A couple of months ago I noted that the breadth of available choices is what makes the U.S. beverage market—especially beer and spirits—the envy of the rest of the world. I witness this as a consumer, as much as I do as an industry observer. I frequent a lot of bars that boast, 25, 50, even 100 tap handles. Their whiskey lists are intimidatingly robust; I don’t think I’ll get to try half of the items on the menu in this lifetime.
But is such on-premise abundance always a good thing?
At many of my local haunts, it’s not uncommon for Monday’s chalkboard list of what’s on tap to look nothing like the one on Thursday. There’s a complete turnover. If you happened to like something you tried Monday night, you’re out of luck if you want to drink it again later in the week. And I’m as guilty of enabling this as anyone. My M.O., more often than not, is to try something new rather than default to the familiar. When there’s wait service, the server returns to my table and usually asks, “Could I get you another X?” My response tends to be, “No, this time I’ll have Y.”
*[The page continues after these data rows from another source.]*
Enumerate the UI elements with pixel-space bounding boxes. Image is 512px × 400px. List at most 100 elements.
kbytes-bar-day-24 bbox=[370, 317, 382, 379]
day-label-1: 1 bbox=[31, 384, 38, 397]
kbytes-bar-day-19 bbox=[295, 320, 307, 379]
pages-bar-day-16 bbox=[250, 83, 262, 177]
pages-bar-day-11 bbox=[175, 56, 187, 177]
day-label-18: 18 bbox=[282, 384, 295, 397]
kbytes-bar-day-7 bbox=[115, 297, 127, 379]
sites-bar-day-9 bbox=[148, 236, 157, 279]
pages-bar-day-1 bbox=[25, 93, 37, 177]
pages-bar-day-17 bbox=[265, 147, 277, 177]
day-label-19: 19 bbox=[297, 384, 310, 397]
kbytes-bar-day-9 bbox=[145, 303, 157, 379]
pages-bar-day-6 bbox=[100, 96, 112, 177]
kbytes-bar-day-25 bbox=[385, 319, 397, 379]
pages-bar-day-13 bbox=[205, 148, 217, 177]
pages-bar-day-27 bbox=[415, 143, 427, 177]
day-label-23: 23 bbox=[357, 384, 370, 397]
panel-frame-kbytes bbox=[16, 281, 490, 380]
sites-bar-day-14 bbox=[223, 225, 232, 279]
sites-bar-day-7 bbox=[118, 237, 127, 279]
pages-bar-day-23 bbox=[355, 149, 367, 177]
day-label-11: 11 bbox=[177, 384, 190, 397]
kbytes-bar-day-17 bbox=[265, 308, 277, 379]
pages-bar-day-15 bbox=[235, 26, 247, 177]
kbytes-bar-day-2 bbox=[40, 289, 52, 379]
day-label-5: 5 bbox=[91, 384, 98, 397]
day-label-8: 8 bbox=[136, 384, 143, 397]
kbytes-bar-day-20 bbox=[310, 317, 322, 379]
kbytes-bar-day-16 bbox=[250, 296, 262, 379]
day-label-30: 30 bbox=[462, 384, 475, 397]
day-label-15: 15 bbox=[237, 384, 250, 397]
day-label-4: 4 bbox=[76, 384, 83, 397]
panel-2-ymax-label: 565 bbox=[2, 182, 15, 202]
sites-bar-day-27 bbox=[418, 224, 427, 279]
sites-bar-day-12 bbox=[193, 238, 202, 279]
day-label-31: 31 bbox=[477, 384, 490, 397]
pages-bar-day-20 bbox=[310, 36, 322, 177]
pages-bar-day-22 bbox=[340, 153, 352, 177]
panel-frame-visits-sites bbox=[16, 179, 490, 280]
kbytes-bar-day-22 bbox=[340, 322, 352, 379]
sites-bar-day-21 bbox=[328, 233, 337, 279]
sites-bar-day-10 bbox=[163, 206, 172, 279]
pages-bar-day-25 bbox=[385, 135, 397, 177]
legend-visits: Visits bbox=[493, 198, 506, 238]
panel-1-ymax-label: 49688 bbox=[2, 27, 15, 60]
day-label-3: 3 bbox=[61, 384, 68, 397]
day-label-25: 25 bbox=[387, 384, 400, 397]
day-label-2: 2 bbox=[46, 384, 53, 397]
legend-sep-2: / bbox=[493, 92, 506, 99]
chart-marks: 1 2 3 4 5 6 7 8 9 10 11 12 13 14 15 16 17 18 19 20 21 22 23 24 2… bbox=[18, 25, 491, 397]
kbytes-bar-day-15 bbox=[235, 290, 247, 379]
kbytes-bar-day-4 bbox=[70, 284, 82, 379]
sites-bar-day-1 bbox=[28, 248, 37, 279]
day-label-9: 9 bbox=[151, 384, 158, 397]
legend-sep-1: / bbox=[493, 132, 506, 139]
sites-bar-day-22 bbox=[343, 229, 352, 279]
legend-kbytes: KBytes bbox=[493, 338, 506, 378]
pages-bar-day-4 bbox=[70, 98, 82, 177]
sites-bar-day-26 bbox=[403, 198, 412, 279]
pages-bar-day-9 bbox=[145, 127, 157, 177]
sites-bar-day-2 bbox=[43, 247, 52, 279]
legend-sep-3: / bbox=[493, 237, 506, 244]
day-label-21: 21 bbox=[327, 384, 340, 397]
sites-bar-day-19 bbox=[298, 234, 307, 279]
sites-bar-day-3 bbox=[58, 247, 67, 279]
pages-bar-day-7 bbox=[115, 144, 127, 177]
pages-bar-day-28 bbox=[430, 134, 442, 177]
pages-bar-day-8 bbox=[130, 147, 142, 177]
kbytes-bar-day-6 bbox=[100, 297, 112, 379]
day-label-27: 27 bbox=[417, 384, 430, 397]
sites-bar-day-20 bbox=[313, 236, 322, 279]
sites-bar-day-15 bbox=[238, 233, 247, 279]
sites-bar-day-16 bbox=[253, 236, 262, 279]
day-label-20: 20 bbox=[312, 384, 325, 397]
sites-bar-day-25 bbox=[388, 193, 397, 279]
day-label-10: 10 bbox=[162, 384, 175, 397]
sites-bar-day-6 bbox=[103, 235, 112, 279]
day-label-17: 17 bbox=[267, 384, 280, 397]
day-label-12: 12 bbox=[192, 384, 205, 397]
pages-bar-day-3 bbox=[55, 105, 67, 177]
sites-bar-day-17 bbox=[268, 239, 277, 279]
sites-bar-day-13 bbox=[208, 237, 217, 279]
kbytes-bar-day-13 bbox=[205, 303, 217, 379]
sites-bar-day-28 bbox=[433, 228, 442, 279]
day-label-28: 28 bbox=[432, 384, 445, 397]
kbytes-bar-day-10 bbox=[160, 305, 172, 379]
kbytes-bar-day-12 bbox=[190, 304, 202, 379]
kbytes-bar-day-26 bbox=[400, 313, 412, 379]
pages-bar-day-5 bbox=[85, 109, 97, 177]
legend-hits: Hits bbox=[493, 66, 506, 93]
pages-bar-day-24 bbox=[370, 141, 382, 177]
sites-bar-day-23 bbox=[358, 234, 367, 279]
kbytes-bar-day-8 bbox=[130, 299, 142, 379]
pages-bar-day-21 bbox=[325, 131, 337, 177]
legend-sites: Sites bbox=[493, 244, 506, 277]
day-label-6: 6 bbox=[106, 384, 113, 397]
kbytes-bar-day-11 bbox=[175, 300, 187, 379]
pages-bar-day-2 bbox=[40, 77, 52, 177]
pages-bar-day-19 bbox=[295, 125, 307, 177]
More than a few distributor reps with whom I’ve spoken have admitted that while it’s great that their on-premise accounts are eager to buy so many small, up-and-coming brands, it stresses their entire system to fulfill such variable demands so frequently. It’s not just a huge order of a handful of high-velocity SKUs anymore. It’s an epic series of micro-orders of much lower-volume products.
Distributors, to their credit, have adapted fairly well to this new normal.
The real potential casualty in all this, however, is brand loyalty. I know, I know, marketers always tell me “On-premise is where consumers experiment and off-premise is where they’ll buy the six-pack of the beer or a bottle of the bourbon they discovered during the course of their experimentation.”
But shouldn’t we be worried that, essentially, on-premise is completely ceding any notion of brand allegiance to the off-premise?
The craft beer world and now, to some extent, the craft spirits talk about the “wine-ification” of their products. The dark side of that dynamic is that when menus turn over so quickly to keep up with consumers’ brand A.D.D. (again, guilty as charged), bar and restaurant patrons are just going to order by style, not brand, as is often the case with wine. I.P.A. will be the new Cabernet. And don’t think that this behavior won’t spill over into the off-premise as well. It already happens off-premise with wine and I have witnessed it on occasion with beer and spirits. Consumer: “Do you have Russian River Pliny the Elder?” Retailer: “No, but we just got a couple of bomber bottles of this double IPA from a new brewery that just opened in Virginia.” Consumer: “Great, what brewery?” Retailer: “I don’t remember.” Consumer: “Whatever, I’ll take it.”
And with that brief commercial exchange, another tiny nail is driven in the coffin of brand loyalty.